A Land of Mountains and Streams
Overlooked by the dramatic razorback mountain and Lamington plateau, the valleys of the Lost World are a mix of mystical tangled forests, lush green pastures, wild rivers, pristine rock pools and off-the-track surprises.
There are no crowds, theme parks, shops or restaurants. Instead you’ll find quiet secluded spaces, to relax in nature, to let children run free and to walk alone in untamed Australian rainforest wilderness.
Lamington National Park
The Lost World is situated at the wilderness end of Lamington National Park. The magic of World Heritage listed rainforest is close here and is accessible from the Lost World. A short rock hopping expedition up river will reveal the beautiful bubbles of rock pools and dense green walls of forest vegetation.
Lost World is actually a hidden plateau - a green shelf on Razorback Mountain - found long ago by the adventurous O'Reilly's who imagined that anything could have remained hidden on this magical step between mountain and sky. The valley below is a very beautiful one where today the hustle and stress of the outside world is easily lost.
Kerry's neighbouring valley, Lamington, boasts the pristine Christmas Creek which flows straight from the rainforest to you. Swimming holes are frequently found - especially along the track to Westray's grave - and World Heritage listed rainforest frames the pools. There are plenty of fish to catch and release here too.
From here find access to the start of the walk to the site of the famous Stinson plane crash or a pleasant half day walk to the grave of the young Englishman Jim Westray who survived the crash only to die in a fall down a waterfall while seeking help...so watch your step!
The Mt Joyce Recreation Park was developed as part of the Wyaralong Dam Project. The dam has been constructed on the Teviot Brook, approximately 14 kilometres northwest of Beaudesert in the Logan River Catchment.
The storage holds up to 103,000 megalitres of water when full, creating a water body that stretches for some 26km along the Teviot Brook.
Wyralong Dam and Mt Joyce Recreation Park are popular for fishing, kayaking, camping, horse riding, mountain bike riding, walking and picnicking.
Fauna & Flora
Wildlife abounds in The Lost World. Pretty faced wallabies are more curious than timid and hop reluctantly away. There are smaller marsupials, possums and echidna and even a shy platypus or two. Myriads of birds of exotic colour and sound practice flybys and there are frogs who need an expert for identification. Not to mention the reptiles!
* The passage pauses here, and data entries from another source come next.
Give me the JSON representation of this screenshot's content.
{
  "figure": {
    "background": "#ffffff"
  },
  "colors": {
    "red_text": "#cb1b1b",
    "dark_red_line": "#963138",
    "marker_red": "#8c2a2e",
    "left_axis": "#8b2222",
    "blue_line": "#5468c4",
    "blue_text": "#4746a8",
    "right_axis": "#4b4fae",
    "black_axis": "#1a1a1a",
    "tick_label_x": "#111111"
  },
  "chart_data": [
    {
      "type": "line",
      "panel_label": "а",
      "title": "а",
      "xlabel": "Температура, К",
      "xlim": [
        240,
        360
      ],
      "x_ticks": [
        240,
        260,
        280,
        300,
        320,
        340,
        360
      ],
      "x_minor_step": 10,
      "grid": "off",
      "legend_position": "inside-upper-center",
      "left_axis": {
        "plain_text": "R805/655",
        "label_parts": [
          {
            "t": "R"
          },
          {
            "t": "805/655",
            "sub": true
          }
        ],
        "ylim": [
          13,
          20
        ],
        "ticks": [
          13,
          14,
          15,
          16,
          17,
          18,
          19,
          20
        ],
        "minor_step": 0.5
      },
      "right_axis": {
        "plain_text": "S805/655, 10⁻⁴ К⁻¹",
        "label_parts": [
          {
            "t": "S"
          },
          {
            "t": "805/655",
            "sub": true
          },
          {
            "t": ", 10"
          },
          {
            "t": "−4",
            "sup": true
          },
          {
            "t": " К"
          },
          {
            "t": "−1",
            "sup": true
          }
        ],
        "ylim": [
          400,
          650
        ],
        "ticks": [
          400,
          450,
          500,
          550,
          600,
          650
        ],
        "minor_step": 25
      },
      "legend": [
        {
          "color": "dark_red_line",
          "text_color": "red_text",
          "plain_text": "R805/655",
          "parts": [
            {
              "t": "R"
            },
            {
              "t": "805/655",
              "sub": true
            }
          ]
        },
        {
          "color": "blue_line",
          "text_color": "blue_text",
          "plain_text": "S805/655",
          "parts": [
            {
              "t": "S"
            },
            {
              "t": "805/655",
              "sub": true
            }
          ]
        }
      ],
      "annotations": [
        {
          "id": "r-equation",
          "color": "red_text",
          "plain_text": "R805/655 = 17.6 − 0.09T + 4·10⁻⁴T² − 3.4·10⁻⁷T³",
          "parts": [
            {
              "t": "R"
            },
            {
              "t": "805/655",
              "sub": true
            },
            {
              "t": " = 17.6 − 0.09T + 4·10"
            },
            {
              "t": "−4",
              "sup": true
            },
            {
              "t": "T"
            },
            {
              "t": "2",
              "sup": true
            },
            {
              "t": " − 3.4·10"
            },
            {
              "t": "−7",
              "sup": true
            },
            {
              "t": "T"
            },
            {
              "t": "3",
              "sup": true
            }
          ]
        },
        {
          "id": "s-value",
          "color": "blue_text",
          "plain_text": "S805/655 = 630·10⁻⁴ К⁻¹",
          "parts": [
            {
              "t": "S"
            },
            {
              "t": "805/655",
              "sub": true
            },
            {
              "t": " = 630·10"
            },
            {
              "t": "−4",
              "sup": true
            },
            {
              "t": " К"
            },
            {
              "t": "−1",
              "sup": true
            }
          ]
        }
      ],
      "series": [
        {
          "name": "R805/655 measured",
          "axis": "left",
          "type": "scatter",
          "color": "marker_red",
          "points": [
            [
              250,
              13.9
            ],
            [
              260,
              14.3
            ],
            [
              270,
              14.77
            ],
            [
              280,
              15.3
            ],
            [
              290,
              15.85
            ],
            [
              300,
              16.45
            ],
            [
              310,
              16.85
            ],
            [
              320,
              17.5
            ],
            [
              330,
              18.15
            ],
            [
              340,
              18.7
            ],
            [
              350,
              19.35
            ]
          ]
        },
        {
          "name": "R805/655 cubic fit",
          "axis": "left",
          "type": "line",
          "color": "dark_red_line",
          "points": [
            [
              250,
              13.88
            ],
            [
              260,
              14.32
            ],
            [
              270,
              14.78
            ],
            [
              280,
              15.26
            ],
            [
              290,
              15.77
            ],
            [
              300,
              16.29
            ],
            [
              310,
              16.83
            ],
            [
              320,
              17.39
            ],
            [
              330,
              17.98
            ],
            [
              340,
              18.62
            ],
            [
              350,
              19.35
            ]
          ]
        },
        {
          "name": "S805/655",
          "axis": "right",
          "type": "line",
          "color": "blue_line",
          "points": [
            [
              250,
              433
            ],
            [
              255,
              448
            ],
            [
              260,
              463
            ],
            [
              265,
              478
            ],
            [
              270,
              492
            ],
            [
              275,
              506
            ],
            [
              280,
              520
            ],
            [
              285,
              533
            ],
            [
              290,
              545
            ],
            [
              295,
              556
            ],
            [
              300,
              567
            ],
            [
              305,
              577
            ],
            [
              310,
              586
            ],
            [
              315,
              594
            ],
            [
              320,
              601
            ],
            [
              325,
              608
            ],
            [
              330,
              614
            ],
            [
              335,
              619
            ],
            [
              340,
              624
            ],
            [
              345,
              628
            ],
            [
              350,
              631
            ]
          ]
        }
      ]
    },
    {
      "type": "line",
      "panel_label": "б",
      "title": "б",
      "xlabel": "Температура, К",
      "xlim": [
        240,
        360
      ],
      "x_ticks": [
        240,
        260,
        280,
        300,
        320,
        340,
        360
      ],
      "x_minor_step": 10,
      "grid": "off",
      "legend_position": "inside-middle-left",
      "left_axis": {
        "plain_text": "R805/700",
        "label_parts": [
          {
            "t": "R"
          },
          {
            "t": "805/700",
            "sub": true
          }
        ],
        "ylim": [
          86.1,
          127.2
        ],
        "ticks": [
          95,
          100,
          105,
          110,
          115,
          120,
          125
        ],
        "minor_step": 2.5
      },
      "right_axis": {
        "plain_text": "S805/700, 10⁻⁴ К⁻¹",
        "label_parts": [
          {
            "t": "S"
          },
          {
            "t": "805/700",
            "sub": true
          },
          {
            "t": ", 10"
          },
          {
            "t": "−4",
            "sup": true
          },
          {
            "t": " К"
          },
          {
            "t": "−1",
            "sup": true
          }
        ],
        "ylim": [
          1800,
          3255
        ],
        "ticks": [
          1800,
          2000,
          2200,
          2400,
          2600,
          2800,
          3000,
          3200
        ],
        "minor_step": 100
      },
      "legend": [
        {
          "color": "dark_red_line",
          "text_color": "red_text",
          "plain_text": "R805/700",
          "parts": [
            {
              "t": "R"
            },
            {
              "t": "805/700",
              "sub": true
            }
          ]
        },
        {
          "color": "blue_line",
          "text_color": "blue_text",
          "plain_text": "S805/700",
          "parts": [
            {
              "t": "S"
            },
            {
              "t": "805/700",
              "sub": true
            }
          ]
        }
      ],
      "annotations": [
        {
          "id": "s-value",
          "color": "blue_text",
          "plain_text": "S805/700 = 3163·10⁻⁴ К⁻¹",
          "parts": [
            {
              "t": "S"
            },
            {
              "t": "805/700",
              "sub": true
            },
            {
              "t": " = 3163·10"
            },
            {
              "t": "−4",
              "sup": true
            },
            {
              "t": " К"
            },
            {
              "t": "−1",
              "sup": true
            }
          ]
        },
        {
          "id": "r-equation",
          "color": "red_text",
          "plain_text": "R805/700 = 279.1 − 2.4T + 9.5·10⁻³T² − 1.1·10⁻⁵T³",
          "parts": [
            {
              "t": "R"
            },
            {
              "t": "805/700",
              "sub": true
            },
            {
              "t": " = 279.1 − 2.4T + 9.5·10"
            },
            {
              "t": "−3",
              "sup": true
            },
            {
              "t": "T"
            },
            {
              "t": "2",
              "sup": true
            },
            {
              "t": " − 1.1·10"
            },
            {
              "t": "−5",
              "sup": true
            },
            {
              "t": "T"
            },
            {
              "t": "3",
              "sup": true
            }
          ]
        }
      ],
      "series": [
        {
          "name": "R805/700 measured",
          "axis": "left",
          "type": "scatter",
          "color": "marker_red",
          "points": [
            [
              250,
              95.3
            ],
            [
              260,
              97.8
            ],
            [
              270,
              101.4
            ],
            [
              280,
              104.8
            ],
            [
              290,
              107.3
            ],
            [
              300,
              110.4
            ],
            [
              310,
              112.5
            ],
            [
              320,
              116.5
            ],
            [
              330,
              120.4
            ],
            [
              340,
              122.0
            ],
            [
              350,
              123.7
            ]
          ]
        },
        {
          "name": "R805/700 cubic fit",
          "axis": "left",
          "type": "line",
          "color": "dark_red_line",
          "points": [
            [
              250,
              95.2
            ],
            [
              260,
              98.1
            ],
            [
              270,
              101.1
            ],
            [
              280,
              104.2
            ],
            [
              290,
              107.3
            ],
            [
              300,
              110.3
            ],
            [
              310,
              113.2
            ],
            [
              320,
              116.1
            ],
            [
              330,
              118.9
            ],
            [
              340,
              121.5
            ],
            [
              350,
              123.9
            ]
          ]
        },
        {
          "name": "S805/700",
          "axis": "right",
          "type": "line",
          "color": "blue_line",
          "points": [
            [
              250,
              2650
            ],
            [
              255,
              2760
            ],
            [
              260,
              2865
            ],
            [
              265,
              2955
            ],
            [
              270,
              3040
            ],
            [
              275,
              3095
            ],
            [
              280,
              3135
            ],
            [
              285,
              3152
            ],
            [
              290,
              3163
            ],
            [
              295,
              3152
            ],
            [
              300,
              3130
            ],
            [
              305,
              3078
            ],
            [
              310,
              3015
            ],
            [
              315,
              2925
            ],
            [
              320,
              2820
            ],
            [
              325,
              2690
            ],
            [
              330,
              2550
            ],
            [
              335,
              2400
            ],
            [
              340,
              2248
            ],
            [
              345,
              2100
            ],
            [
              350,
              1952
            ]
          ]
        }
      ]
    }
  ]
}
Vegetation includes dense rainforest and more open sclerophyll forest with a wide range of flowering trees shrubs and herbs. Bush food includes wild limes, watercress, lemon myrtle, ginger and pepper, macadamias, Davidson and Burdekin plums, tamarind and yellow box wood and many more. October/November is Silky Oak month when the Albert River is awash in the golden glow of these beautiful trees.
Steeped in history
Mathew & Susan Horan started their new life in Australia in the early 1870’s before selecting land at Kerry in 1874. Mathew built a slab hut close to the Albert River in 1874 to allow his family easy access to water. A tremendous flood swept through the valley in 1887, causing the family to seek safety for the night on the rails of the cattle yards. It was this event that triggered the decision to build a home on higher ground; the homestead was completed in 1888, the first sawn timber home to be built in the area.
When Mathew’s son Ronald left to fight in WWI, Mathew began the partnership, Horan and Tommerup which he ran in partnership with the remainder of his children. After the death of Mathew’s wife, his daughters, Katie & Gathie, took over running the household and farm with their father, assisted by Katie’s husband, Hannibal Tommerup. The farm has been passed down through generations of the Tommerup family ever since.
The original homestead still stands today and along with The Cottage, provides accommodation for farm stay visitors.
Edgar Stephens who built historic Cedar Glen Homestead lived in Brisbane in his early years and his father, John, managed the Brisbane Courier, owned by his brother T.B. Stephens, for 12 years until 1874 when the paper was sold.
Edgar started his working life in an office in the city but decided the country life was for him, and with his brother William he started a dairy farm at Coopers Planes. He took up land at the Lost World in 1882 and acquired Cedar Glen at the turn of the century with the homestead being built in 1901.
Edgar farmed in partnership with his sons, and the family owned substantial holdings in the Lost World area. Edgar died in 1941 and since then most of the family land has been sold and the Cedar Glen 4th generation property is now 1050 acres.
The historic Cedar Glen Homestead still stands today and is maintained in mostly its original condition. It is now the central hub of Cedar Glen Farmstay and is used for dining and accommodation.
In 1937 a stinson plane crashed into the Lamington National Park. The survivors were found by Bernard O'Reilly. His bush skills in discovering them and the rescue that followed is now part of local folklore. The Stinson crash site and Westray's Grave are accessible from the Christmas Creek access to the Lamington National Park.